Still, Sony and Microsoft aren't the only players in the industry by a long shot. To that end, the UK CMA has been reaching out (via @EverbornSaga) to publishers and studios across the industry to get their responses to the deal ahead of its final decision. It seems that of all studios asked, almost all of them approve the deal outright. The only detractor is, you guessed it, Sony. 

One anonymous publisher stated, "the acquisition will not all of a sudden make Xbox the dominant platform. It's far more likely that it may help to create a level playing field between Xbox and PlayStation which, at this point in time, is sorely needed." Another noted the threat from China and Tencent, which wields an unfair advantage in the gaming industry by preventing Western companies from doing business freely in China, while taking advantage of the more open UK market. "Chinese publishers in our industry benefit from an unfair advantage due to the fact the Chinese market is closed to Western companies through various regulations. [...] Letting Microsoft and Activision consolidate their business in light of this fast-growing competition would not be against the interest of UK consumers." 
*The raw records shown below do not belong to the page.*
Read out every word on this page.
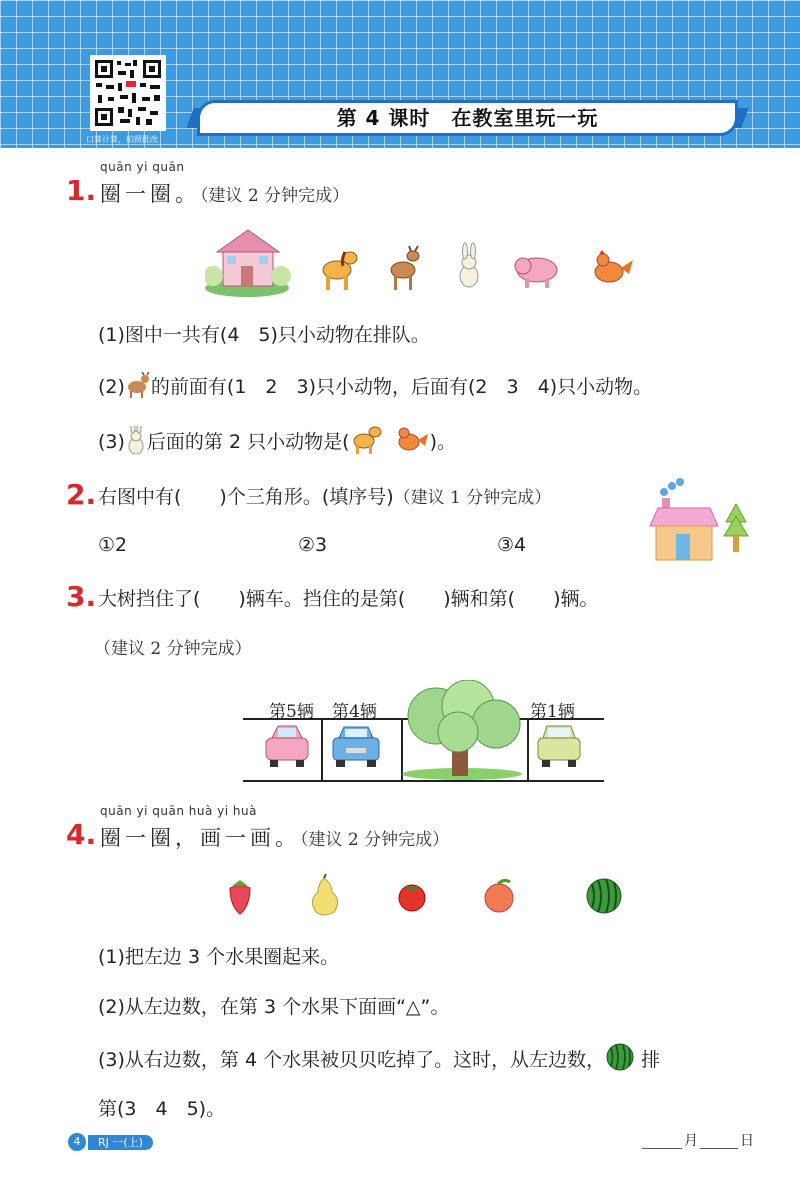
口算计算，拍照批改
第 4 课时　在教室里玩一玩
quān yi quān
1. 圈一圈。（建议 2 分钟完成）
(1)图中一共有(4　5)只小动物在排队。
(2) 的前面有(1　2　3)只小动物，后面有(2　3　4)只小动物。
(3) 后面的第 2 只小动物是(	)。
2. 右图中有(　　)个三角形。(填序号)（建议 1 分钟完成）
①2	②3	③4
3. 大树挡住了(　　)辆车。挡住的是第(　　)辆和第(　　)辆。
（建议 2 分钟完成）
第5辆 第4辆	第1辆
quān yi quān huà yi huà
4. 圈一圈，画一画。（建议 2 分钟完成）
(1)把左边 3 个水果圈起来。
(2)从左边数，在第 3 个水果下面画“△”。
(3)从右边数，第 4 个水果被贝贝吃掉了。这时，从左边数， 排
第(3　4　5)。
4	RJ 一(上)	月	日
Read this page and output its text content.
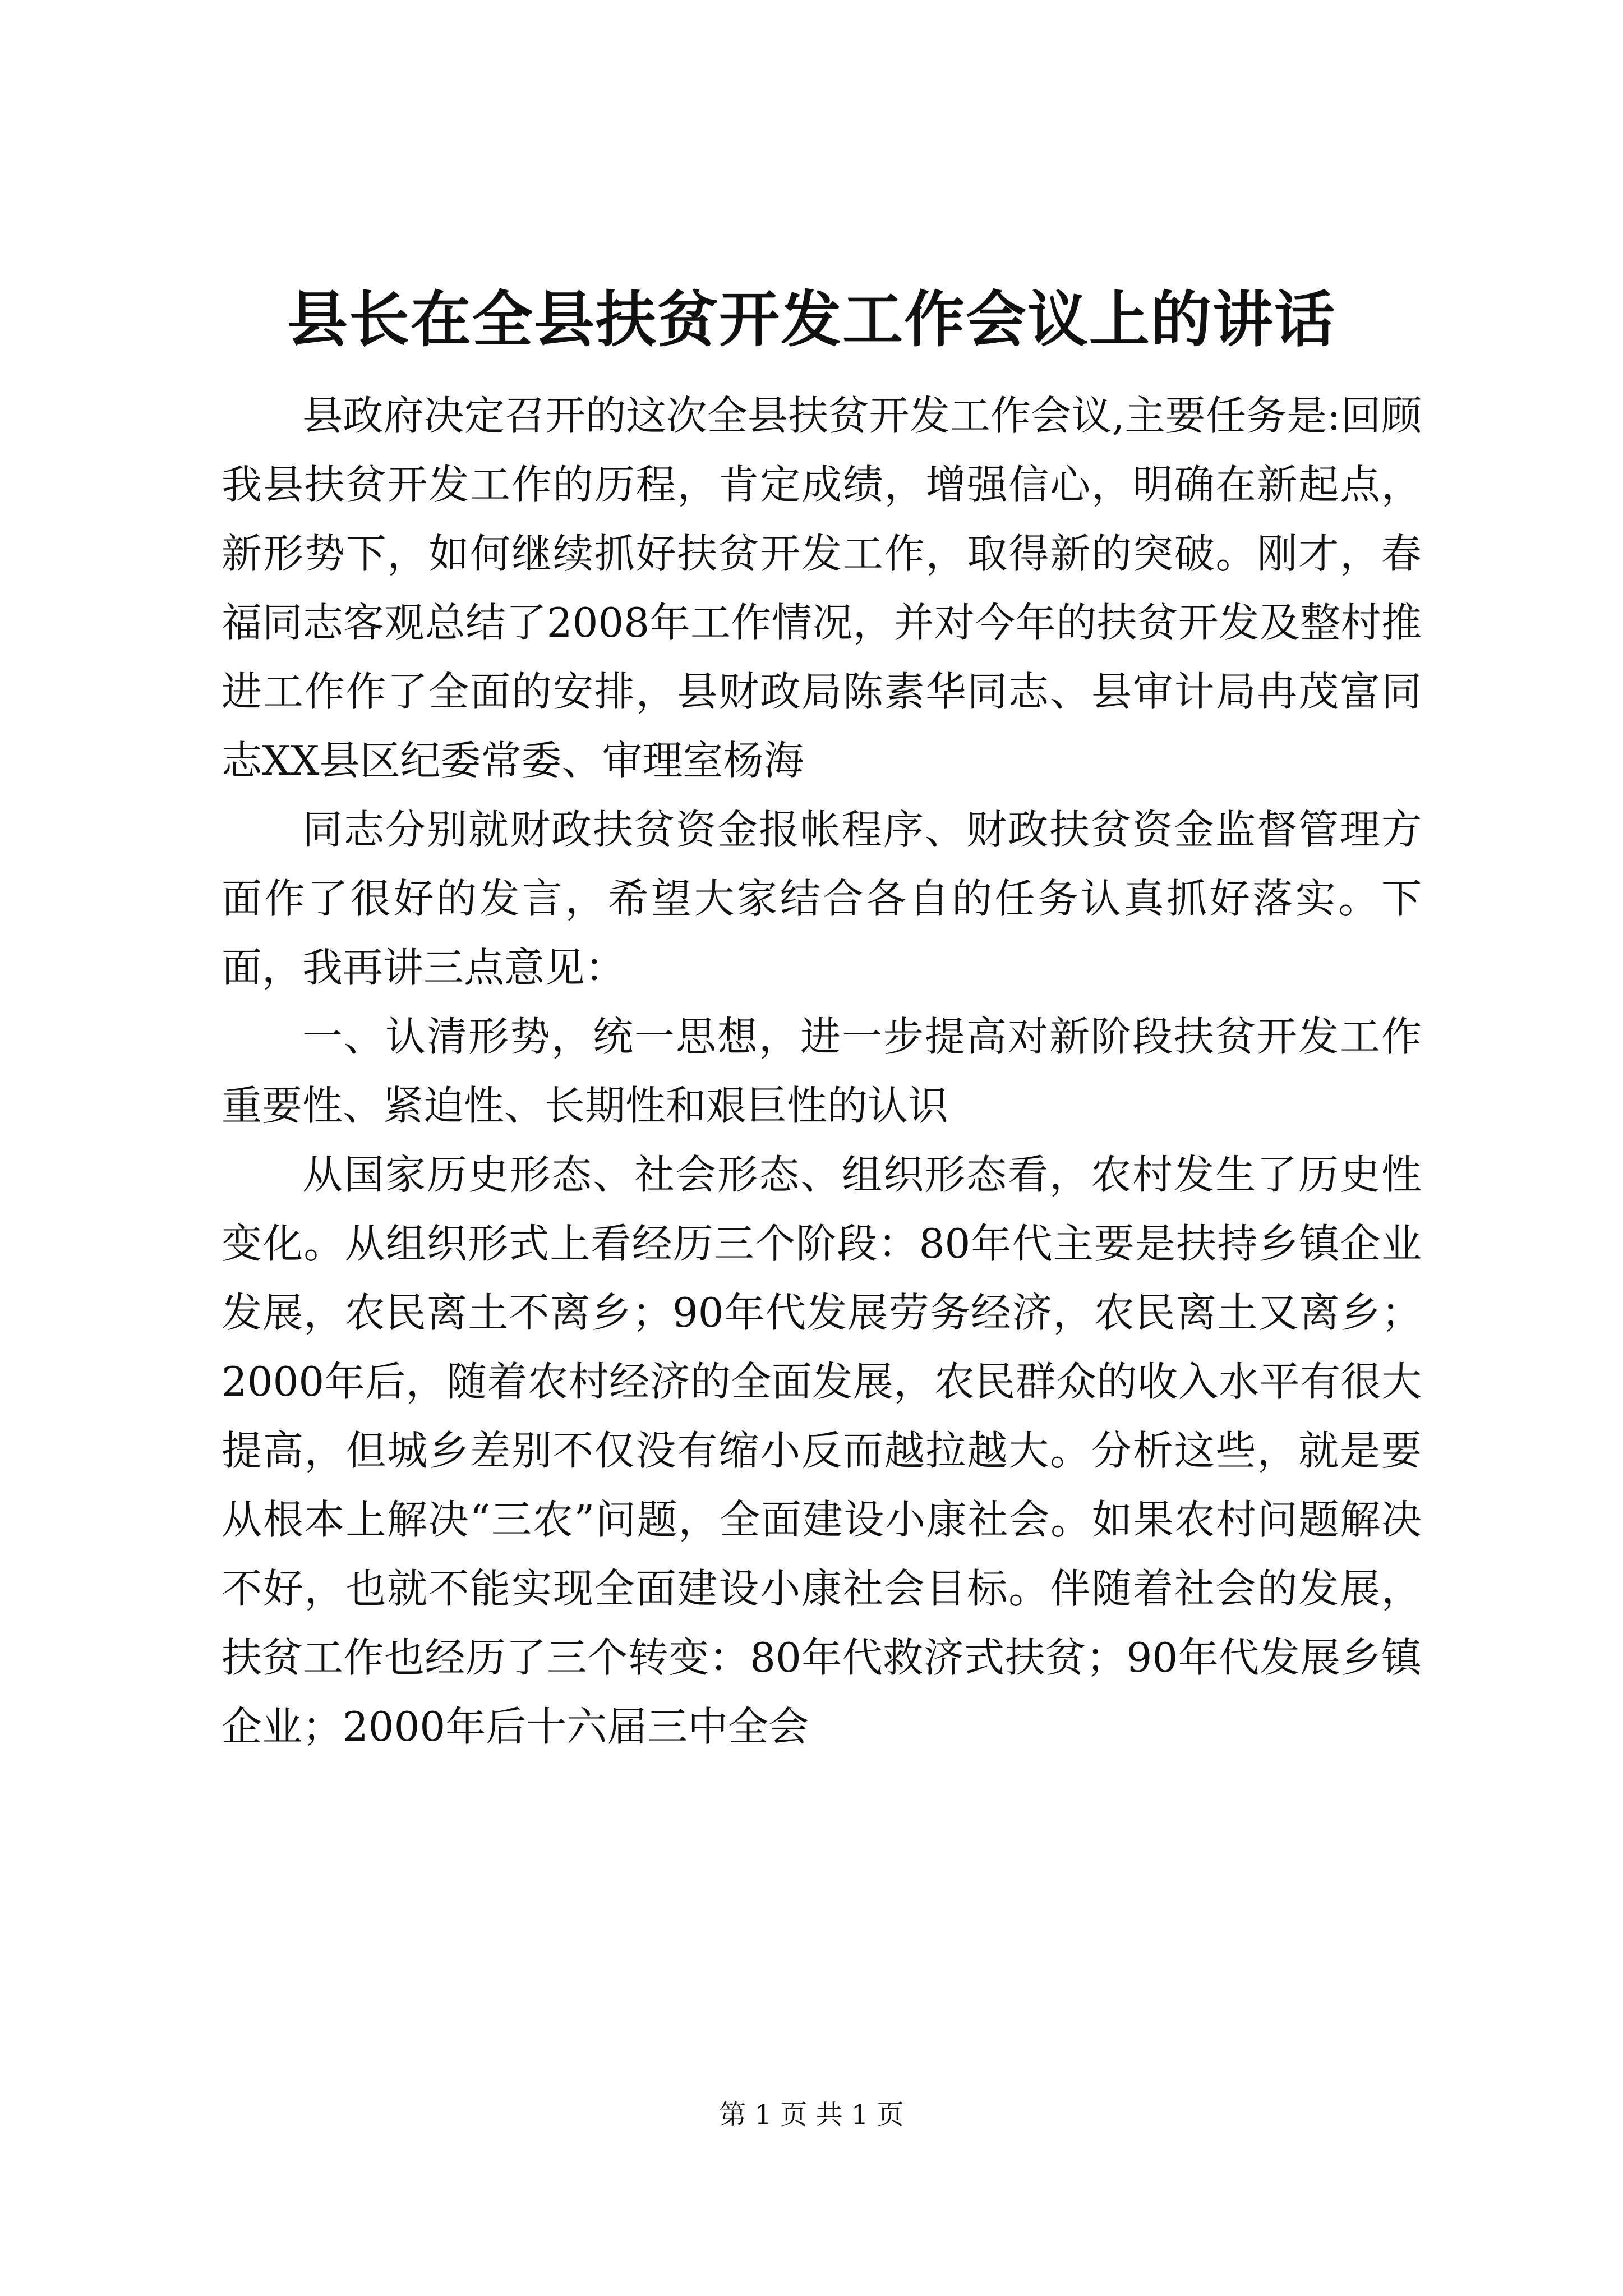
县长在全县扶贫开发工作会议上的讲话

县政府决定召开的这次全县扶贫开发工作会议,主要任务是:回顾我县扶贫开发工作的历程，肯定成绩，增强信心，明确在新起点，新形势下，如何继续抓好扶贫开发工作，取得新的突破。刚才，春福同志客观总结了2008年工作情况，并对今年的扶贫开发及整村推进工作作了全面的安排，县财政局陈素华同志、县审计局冉茂富同志XX县区纪委常委、审理室杨海

同志分别就财政扶贫资金报帐程序、财政扶贫资金监督管理方面作了很好的发言，希望大家结合各自的任务认真抓好落实。下面，我再讲三点意见：

一、认清形势，统一思想，进一步提高对新阶段扶贫开发工作重要性、紧迫性、长期性和艰巨性的认识

从国家历史形态、社会形态、组织形态看，农村发生了历史性变化。从组织形式上看经历三个阶段：80年代主要是扶持乡镇企业发展，农民离土不离乡；90年代发展劳务经济，农民离土又离乡；2000年后，随着农村经济的全面发展，农民群众的收入水平有很大提高，但城乡差别不仅没有缩小反而越拉越大。分析这些，就是要从根本上解决“三农”问题，全面建设小康社会。如果农村问题解决不好，也就不能实现全面建设小康社会目标。伴随着社会的发展，扶贫工作也经历了三个转变：80年代救济式扶贫；90年代发展乡镇企业；2000年后十六届三中全会

第 1 页 共 1 页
Sony once again responded with claims that Microsoft may seek to raise prices on Xbox Game Pass or Call of Duty as a result, presenting emotional arguments without evidence. Sony claimed that Xbox Game Pass is "far ahead" of PS+ in subscribers and that Microsoft may use the popularity of titles added to Xbox Game Pass as a way to raise prices on consumers — despite the fact Microsoft offered Call of Duty to Sony to include in PS+ as well.  

Windows Central's Take

Microsoft noted in its CMA response that the regulator had made an "obvious" mistake with regard to its position over the deal. The CMA has previously made assumptions that Microsoft could foreclose Call of Duty from competing platforms, wholly misunderstanding the Call of Duty business model. Like Minecraft, engagement is God for Call of Duty, and that dictates that it must be everywhere and anywhere all the time. Opponents of the deal (chiefly Sony right now) are running out of solid arguments in this context, especially as Microsoft doubles down on its blitz to offer Call of Duty to competing platforms. Microsoft has announced several new cloud deals for Call of Duty this week, to prove to regulators that it won't be making the franchise exclusive to Xbox in any way, shape, or form. 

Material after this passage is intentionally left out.